COSTA MESA, April 24, 2006 It's kind of like if that 1980s Top 40 nightmare Rick Astley was performing around town under the name The Jimi Hendrix Experience. A living block of has-been cheese trading on the name of a legitimate talent.
That's where the 1990s pop/punk trio Supernova find themselves these days as they spar with CBS and Mark Burnett over the use of the band's name. Seems the next round of the show "Rock Star" is searching for a singer to front a new band that the corporate suits want to call appallingly enough Supernova.
Of course the problem here is that there is only one Supernova, the one founded in 1989 in Costa Mesa, California, by band members Dave Collins, Art Mitchell and Hayden Thais (replaced in 1994 by Jodey Lawrence). This is the Supernova that released Ages 3 & Up on Atlantic Records in 1995, played the original Warped Tour in summer of 1995, did Warped again in 1999, and toured with the Buzzcocks, Boss Hog, Presidents of the USA and several other top acts. The Supernova that recorded the song "Chewbacca" for Kevin Smith's indie classic "Clerks." Yes, the very same band touring California throughout May with stops in Santa Cruz, Costa Mesa, San Francisco, Los Angeles and Ventura.
Recordwise, since 1995s Ages 3 & Up, the band has gone on to release Rocks in 1998 on Amphetamine Reptile Records and Pop as a Weapon in 2002 through the Sympathy for the Record Industry label.

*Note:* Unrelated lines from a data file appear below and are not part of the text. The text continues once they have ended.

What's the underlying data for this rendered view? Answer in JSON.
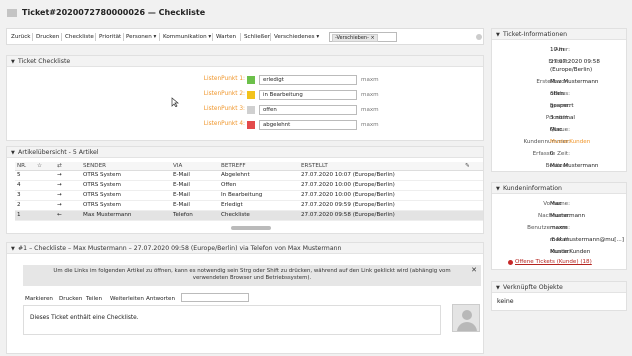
{
  "window": {
    "title": "Ticket#2020072780000026 — Checkliste"
  },
  "actions": {
    "items": [
      "Zurück",
      "Drucken",
      "Checkliste",
      "Priorität",
      "Personen ▾",
      "Kommunikation ▾",
      "Warten",
      "Schließen",
      "Verschiedenes ▾"
    ],
    "select_tag": "-Verschieben- ×"
  },
  "checklist": {
    "header": "Ticket Checkliste",
    "items": [
      {
        "label": "ListenPunkt 1:",
        "color": "#6cc04a",
        "status": "erledigt",
        "user": "maxm"
      },
      {
        "label": "ListenPunkt 2:",
        "color": "#f2c21b",
        "status": "in Bearbeitung",
        "user": "maxm"
      },
      {
        "label": "ListenPunkt 3:",
        "color": "#d0d0d0",
        "status": "offen",
        "user": "maxm"
      },
      {
        "label": "ListenPunkt 4:",
        "color": "#e34a4a",
        "status": "abgelehnt",
        "user": "maxm"
      }
    ]
  },
  "articles": {
    "header": "Artikelübersicht - 5 Artikel",
    "columns": [
      "NR.",
      "☆",
      "⇄",
      "SENDER",
      "VIA",
      "BETREFF",
      "ERSTELLT",
      "✎"
    ],
    "rows": [
      {
        "nr": "5",
        "dir": "→",
        "sender": "OTRS System",
        "via": "E-Mail",
        "subject": "Abgelehnt",
        "created": "27.07.2020 10:07 (Europe/Berlin)"
      },
      {
        "nr": "4",
        "dir": "→",
        "sender": "OTRS System",
        "via": "E-Mail",
        "subject": "Offen",
        "created": "27.07.2020 10:00 (Europe/Berlin)"
      },
      {
        "nr": "3",
        "dir": "→",
        "sender": "OTRS System",
        "via": "E-Mail",
        "subject": "In Bearbeitung",
        "created": "27.07.2020 10:00 (Europe/Berlin)"
      },
      {
        "nr": "2",
        "dir": "→",
        "sender": "OTRS System",
        "via": "E-Mail",
        "subject": "Erledigt",
        "created": "27.07.2020 09:59 (Europe/Berlin)"
      },
      {
        "nr": "1",
        "dir": "←",
        "sender": "Max Mustermann",
        "via": "Telefon",
        "subject": "Checkliste",
        "created": "27.07.2020 09:58 (Europe/Berlin)"
      }
    ]
  },
  "article": {
    "header": "#1 – Checkliste – Max Mustermann – 27.07.2020 09:58 (Europe/Berlin) via Telefon von Max Mustermann",
    "notice": "Um die Links im folgenden Artikel zu öffnen, kann es notwendig sein Strg oder Shift zu drücken, während auf den Link geklickt wird (abhängig vom verwendeten Browser und Betriebssystem).",
    "actions": [
      "Markieren",
      "Drucken",
      "Teilen",
      "Weiterleiten",
      "Antworten"
    ],
    "body": "Dieses Ticket enthält eine Checkliste."
  },
  "ticket_info": {
    "header": "Ticket-Informationen",
    "fields": [
      {
        "k": "Alter:",
        "v": "10 m"
      },
      {
        "k": "Erstellt:",
        "v": "27.07.2020 09:58"
      },
      {
        "k": "",
        "v": "(Europe/Berlin)"
      },
      {
        "k": "Erstellt von:",
        "v": "Max Mustermann"
      },
      {
        "k": "Status:",
        "v": "offen"
      },
      {
        "k": "Sperre:",
        "v": "gesperrt"
      },
      {
        "k": "Priorität:",
        "v": "3 normal"
      },
      {
        "k": "Queue:",
        "v": "Misc"
      },
      {
        "k": "Kundennummer:",
        "v": "MusterKunden"
      },
      {
        "k": "Erfasste Zeit:",
        "v": "0"
      },
      {
        "k": "Besitzer:",
        "v": "Max Mustermann"
      }
    ]
  },
  "customer_info": {
    "header": "Kundeninformation",
    "fields": [
      {
        "k": "Vorname:",
        "v": "Max"
      },
      {
        "k": "Nachname:",
        "v": "Mustermann"
      },
      {
        "k": "Benutzername:",
        "v": "maxm"
      },
      {
        "k": "E-Mail:",
        "v": "max.mustermann@mu[...]"
      },
      {
        "k": "Kunde:",
        "v": "MusterKunden"
      }
    ],
    "open_tickets": "Offene Tickets (Kunde) (18)"
  },
  "linked": {
    "header": "Verknüpfte Objekte",
    "value": "keine"
  }
}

While the fight hasn't yet resulted in legal action, Supernova's attorneys have issued cease and desist letters to CBS and Burnett's production company, detailing the band's history and rights to its name. In return, the CBS/Burnett crew have flipped the real Supernova the royal corporate bird and ostensibly laid claim to the band's name.
The proposed "Rock Star" group includes Motley Crue drummer and amateur yachtsman, Tommy Lee, and fill-in musicians, Jason Newsted of Metallica, and Gilby Clarke of Guns 'n' Roses. Apparently Paris Hilton wasn't free.
There have even been comments on various forums across the Internet that the TV show's backers knew there might be trouble brewing over the band's name. In fact, in a story about the show on MTV's website, writer Chris Harris wrote " ... The Rock Star camp could end up running into some legal trouble down the line over the supergroup's name. Back in the early 1990s, a poppy punk trio called Supernova emerged from California's Orange County."
So as the real Supernova plays its May tour dates, it'll continue the battle over the right to its own name. What a thing to have to battle over, the fight to keep your hard-earned band's name from being sullied by the spectacle that is reality television.
It'd be something like waking up hungover in a Tijuana alley, naked, bloody, your wallet and ID missing and a long ugly line of stitches on your belly from where persons unknown shanghaied one of your kidneys.